Tacrolimus an oral cyclosporine can be considered to treat severe attacks of ulcerative colitis but only retrospective uncontrolled data are available[13-15].
INFLIXIMAB
The efficacy of infliximab in the setting of severe UC not responding to therapy with intravenous steroids has been demonstrated recently in a small placebo controlled trial. Significantly more patients treated with placebo (14/21) required surgical colectomy by three months as compared to those treated with a single dose of infliximab 5 mg/kg IV (7/24)[16]. Open label experience in patients with severe UC attacks has been inconsistent[17,18]. In a recent publication from the colorectal surgery group at the Mayo Clinic, Rochester, MN, an increased risk of infectious postoperative complications was found in a group of infliximab treated patients as compared to controls[19]. It should be noted however, that disease severity, use of immunosuppressives and IV steroids was higher in the infliximab group. Other retrospective cohorts and the controlled Scandinavian trial have not confirmed this increased complication risk.
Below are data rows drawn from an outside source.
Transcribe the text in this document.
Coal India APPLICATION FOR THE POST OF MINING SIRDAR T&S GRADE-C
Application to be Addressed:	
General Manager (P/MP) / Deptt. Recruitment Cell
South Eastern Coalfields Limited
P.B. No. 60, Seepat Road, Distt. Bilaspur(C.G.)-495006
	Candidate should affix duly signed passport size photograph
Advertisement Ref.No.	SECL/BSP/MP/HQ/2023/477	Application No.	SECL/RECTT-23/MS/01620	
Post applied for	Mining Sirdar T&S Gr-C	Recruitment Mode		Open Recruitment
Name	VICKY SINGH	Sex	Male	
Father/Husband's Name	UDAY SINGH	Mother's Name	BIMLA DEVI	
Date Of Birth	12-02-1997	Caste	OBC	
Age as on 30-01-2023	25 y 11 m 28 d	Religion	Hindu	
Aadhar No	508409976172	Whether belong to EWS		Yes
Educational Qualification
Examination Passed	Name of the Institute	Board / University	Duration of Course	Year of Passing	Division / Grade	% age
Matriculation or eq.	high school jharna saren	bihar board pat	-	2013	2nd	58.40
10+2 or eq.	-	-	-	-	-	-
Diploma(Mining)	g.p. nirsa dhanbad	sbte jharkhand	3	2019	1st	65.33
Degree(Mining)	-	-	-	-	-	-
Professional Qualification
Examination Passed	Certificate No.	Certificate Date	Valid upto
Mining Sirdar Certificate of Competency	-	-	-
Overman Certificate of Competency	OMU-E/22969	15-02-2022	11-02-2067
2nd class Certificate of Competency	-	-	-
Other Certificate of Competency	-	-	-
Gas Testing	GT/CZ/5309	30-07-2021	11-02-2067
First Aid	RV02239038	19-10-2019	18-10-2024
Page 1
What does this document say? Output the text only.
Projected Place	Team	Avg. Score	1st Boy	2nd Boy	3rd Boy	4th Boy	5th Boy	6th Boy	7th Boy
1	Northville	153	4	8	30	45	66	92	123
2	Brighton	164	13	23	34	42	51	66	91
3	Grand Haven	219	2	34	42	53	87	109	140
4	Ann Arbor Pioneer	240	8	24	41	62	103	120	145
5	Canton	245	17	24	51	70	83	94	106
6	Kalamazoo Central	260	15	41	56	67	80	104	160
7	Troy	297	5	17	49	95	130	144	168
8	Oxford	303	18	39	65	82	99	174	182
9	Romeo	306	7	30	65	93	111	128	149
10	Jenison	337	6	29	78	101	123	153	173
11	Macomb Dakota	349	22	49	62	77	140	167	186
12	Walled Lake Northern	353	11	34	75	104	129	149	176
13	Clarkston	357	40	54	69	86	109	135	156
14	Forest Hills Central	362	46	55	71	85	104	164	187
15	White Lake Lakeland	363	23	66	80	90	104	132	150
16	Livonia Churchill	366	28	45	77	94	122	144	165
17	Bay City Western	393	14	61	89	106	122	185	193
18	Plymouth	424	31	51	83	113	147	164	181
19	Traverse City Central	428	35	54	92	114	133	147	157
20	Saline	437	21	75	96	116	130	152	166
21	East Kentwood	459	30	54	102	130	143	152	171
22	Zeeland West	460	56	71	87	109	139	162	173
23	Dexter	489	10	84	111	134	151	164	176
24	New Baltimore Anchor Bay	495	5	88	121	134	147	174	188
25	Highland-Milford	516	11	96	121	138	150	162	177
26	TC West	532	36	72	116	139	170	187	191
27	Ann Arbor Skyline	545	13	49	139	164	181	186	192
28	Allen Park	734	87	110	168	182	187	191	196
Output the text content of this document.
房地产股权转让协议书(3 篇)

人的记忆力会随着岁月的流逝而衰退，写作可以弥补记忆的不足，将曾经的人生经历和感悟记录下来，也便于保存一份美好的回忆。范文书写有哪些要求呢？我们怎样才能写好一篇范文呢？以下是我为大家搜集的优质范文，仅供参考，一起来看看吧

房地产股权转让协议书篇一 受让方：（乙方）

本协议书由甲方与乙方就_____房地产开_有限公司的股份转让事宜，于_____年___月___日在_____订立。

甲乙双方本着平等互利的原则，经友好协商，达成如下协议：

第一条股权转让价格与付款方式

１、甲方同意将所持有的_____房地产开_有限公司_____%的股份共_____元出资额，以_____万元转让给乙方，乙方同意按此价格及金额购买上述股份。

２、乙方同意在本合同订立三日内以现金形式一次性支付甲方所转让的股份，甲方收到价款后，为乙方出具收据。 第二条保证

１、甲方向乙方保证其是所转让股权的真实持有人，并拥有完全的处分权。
However, preliminary results from a cohort of patients treated at the Mount Sinai hospital in New York suggest that patients receiving infliximab followed by cyclosporine or vice versa have a substantial risk of serious adverse events including mortality[20]. Data on long term avoidance of colectomy with infliximab are as of yet not available, but there is no indication that infliximab would increase surgical complications.
SURGICAL COLECTOMY
Surgical proctocolectomy with ileo-anal pouch anastomosis is a valid option for patients with moderate to severe UC failing medical therapy. Patients should be counseled about the option of surgery, short term complication and long term outcomes of pouch surgery, early in the course of a severe flare of UC. Also from the first day of hospitalization the surgical team should be involved in the management of the patient with fulminant UC.
EXPERT OPINION
Patients with severe attacks of UC should be hospitalized and closely monitored. After failing three to five days of intravenous corticosteroids, patients should be considered for intravenous cyclosporine (2 mg/kg per day), for infliximab (5 mg/kg IV) or for surgical colectomy. Cyclosporine is most useful as a bridge to the effect of azathioprine or 6-MP and should be considered particularly in this setting. Long term colectomy free survival rates after initial response to cyclosporine are far from optimal and we have no long term data with infliximab yet. However, in patients with a dramatic response to any of the two immune therapies a delayed elective colectomy later in the disease course may be a noble goal per se. In patients failing IV steroids, he risk of, even fatal, serious infections with cyclosporine is clearly increased and also patients responding to infliximab should be closely monitored for opportunistic infections. Finally, only a head to head comparison of cyclosporine and infliximab in a prospective trial will be able to conclusively guide us in immediate decision making (Figure 2).